By 1917, more than 50,000 of the original 65,400-acre reservation fell out of Indian ownership.
Presidents Woodrow Wilson (in 1918) and Calvin Coolidge (in 1927) extended the trust period. By the early 1930s, the Oneida Nation owned less than 90 acres of the original 65,400.
The Indian Reorganization Act of 1934 ultimately stopped any allotment of tribal lands, Griesbach wrote. But, any lands previously allotted eventually would lose their trust status and the lands were transferred to individual tribal members for ownership.
Griesbach then reviewed a series of cases that involve the Yankton Sioux Tribe of South Dakota.
“Just as the Eighth Circuit concluded in ‘Gaffey’ and ‘Podhradsky’ that fee lands conveyed to non-Indians were no longer part of the Yankton Sioux Reservation, so also I conclude that the fee lands within the original boundaries of the Oneida Reservation that were sold to non-Indians, unless reacquired and placed into trust by the federal government, are no longer a part of that Reservation,” Griesbach wrote.
He went on to write the nation’s purchase of property on the open market does not increase the size of the reservation.
“In truth, the implications of the Nation’s argument are quite breathtaking,” Griesbach wrote. “If accepted, then not only are the nation and its members immune from the regulatory measures of the Village, but also those of a substantial portion of the City of Green Bay, Brown and Outagamie Counties, and the State of Wisconsin. To hold in its favor would mean that the Nation has primary jurisdiction over land largely populated by people who have no say in its governing body. Because the Oneida Reservation has been diminished, however, and does not include land held in fee, the nation’s argument fails.”

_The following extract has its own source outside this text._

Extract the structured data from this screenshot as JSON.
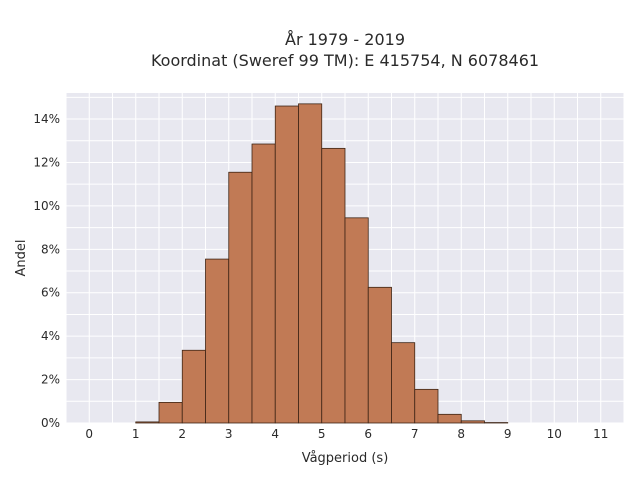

In his ruling, Griesbach stated just more than 14,000 acres on the reservation remain in trust, resulting in a diminishment of roughly 50,000 acres.
The Oneida Nation released a statement in regards to the diminishment.
“Unfortunately, Judge Griesbach also ruled that the Oneida Reservation has been diminished through the allotment of reservation land under the General Allotment Act, the issuance of fee patents and sale of land to non-Indians,” the statement said. “While we are pleased the court rejected Hobart’s claims regarding the creation and supposed disestablishment of the Reservation, we disagree with the court’s determination that the Reservation has been diminished and are reviewing all of our options.”
In Hobart’s statement, the village said it looks forward to working with the nation in the future.
“Hobart’s defense in this case, as it was the defendant, was that the Village has the legal authority to enforce all of its ordinances in a fair and consistent manner,” the statement read. “The intent of the Ordinance is to encourage cooperation and collaboration with all residents involved in a large, public event to address public safety, road closures, emergency services, and other concerns. The Village’s intent was not and has never been to diminish or eliminate Apple Fest, which is an event we encourage everyone to attend. With this most recent legal battle resolved, we look forward to working with Oneida officials on future Apple Fest planning, to insure a safe and family-friendly event for all to attend, in the same manner that is accomplished for all other large public events conducted within the Village.”
Hobart’s statement also said all ordinances are now applicable to all land in the village.
“The Village stands firm in its belief, which has been now confirmed by the Federal courts, that all of its ordinances, not just the Special Events ordinance, have been and remain applicable to all lands within the Village, including those deemed to be held in fee by the Tribe,” the statement read.